The multimodal embeddings model generates 1408-dimension vectors* based on the input you provide, which can include a combination of image, text, and video data. The embedding vectors can then be used for subsequent tasks like image classification or video content moderation. 

The image embedding vector and text embedding vector are in the same semantic space with the same dimensionality. Consequently, these vectors can be used interchangeably for use cases like searching image by text, or searching video by image.

By default an embedding request returns a 1408 float vector for a data type. You can also specify lower-dimension embeddings (128, 256, or 512 float vectors) for text and image data. This option lets you optimize for latency and storage or quality based on how you plan to use the embeddings. Lower-dimension embeddings provide decreased storage needs and lower latency for subsequent embedding tasks (like search or recommendation), while higher-dimension embeddings offer greater accuracy for the same tasks.

NOTE : For text-only embedding use cases, we recommend using the [Vertex AI text-embeddings API](#text-embeddings) instead

In [17]:
# Initialize the a specific Multimodel Embeddings Model version
embeddings = VertexAIEmbeddings(model_name="multimodalembedding@001")

In [19]:
# Using embed_image method
image_path = "https://cloud.google.com/static/vertex-ai/generative-ai/docs/image/images/img-embedding-cat.jpg"

# get embeddings by passing task type as 'SEMANTIC_SIMILARITY'
image_emb = embeddings.embed_image(image_path=image_path)

# view embedding length
len(image_emb)

1408

OPTIONAL : You may also provide `contextual_text` along with input image as follows

In [20]:
# Using embed_image method
image_path = "https://cloud.google.com/static/vertex-ai/generative-ai/docs/image/images/img-embedding-cat.jpg"
contextual_text = "picture of a cat"

# get embeddings by passing task type as 'SEMANTIC_SIMILARITY'
image_emb = embeddings.embed_image(
    image_path=image_path, contextual_text=contextual_text
)

# view embedding length
len(image_emb)

1408

## [Specify lower-dimension embeddings](https://cloud.google.com/vertex-ai/generative-ai/docs/embeddings/get-multimodal-embeddings#low-dimension)
By default an embedding request returns a 768 float vector for text embeddings and 1408 float vector for multimodal model. You can also specify lower-dimension embeddings (128, 256, or 512 float vectors) for text and image data. This option lets you optimize for latency and storage or quality based on how you plan to use the embeddings. Lower-dimension embeddings provide decreased storage needs and lower latency for subsequent embedding tasks (like search or recommendation), while higher-dimension embeddings offer greater accuracy for the same tasks.

In [None]:
# Initialize the a specific Embeddings Model version
embeddings = VertexAIEmbeddings(model_name="text-embedding-004")
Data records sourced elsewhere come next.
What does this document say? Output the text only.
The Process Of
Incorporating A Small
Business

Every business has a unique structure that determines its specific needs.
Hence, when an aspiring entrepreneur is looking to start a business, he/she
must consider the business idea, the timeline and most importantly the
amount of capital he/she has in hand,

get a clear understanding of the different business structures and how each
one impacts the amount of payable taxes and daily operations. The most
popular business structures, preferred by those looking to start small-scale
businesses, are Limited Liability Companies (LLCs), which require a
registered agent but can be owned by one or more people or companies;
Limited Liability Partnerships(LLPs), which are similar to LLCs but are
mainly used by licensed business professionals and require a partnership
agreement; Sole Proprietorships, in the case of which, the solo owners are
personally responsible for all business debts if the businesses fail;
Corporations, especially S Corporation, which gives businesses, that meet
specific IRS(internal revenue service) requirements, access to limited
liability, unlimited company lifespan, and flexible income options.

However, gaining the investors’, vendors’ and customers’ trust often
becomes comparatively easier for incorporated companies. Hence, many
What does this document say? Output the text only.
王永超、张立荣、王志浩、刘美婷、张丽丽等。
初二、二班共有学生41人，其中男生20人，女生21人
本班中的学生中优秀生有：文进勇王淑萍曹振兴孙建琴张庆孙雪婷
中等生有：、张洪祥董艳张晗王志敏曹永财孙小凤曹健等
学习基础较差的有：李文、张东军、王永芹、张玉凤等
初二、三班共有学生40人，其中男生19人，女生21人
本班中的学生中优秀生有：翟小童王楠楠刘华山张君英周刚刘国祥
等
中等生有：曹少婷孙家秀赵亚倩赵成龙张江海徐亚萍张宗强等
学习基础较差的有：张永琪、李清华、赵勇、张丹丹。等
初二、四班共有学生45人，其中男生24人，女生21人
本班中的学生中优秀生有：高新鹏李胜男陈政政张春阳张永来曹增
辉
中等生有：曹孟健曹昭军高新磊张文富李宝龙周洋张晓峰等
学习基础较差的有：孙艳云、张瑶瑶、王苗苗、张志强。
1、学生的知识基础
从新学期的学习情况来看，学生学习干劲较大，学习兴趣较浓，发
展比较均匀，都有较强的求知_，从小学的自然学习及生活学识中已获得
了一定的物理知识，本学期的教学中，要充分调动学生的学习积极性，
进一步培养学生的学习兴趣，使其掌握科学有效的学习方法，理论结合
# Embedding with reduced dimensionlaity
dimension = 256

# Using Task Type with embed method
text1 = "The cat is sleeping"
text2 = "बिल्ली सो रही है"  # Hindi translation for "The cat is sleeping"

# Preapre inputs for the embed method
texts = [text1, text2]

# get embeddings by passing task type as 'SEMANTIC_SIMILARITY'
emb = embeddings.embed(
    texts=texts, embeddings_task_type="SEMANTIC_SIMILARITY", dimensions=dimension
)

# Below code should output embedding with 256 dimensions
len(emb[0])

256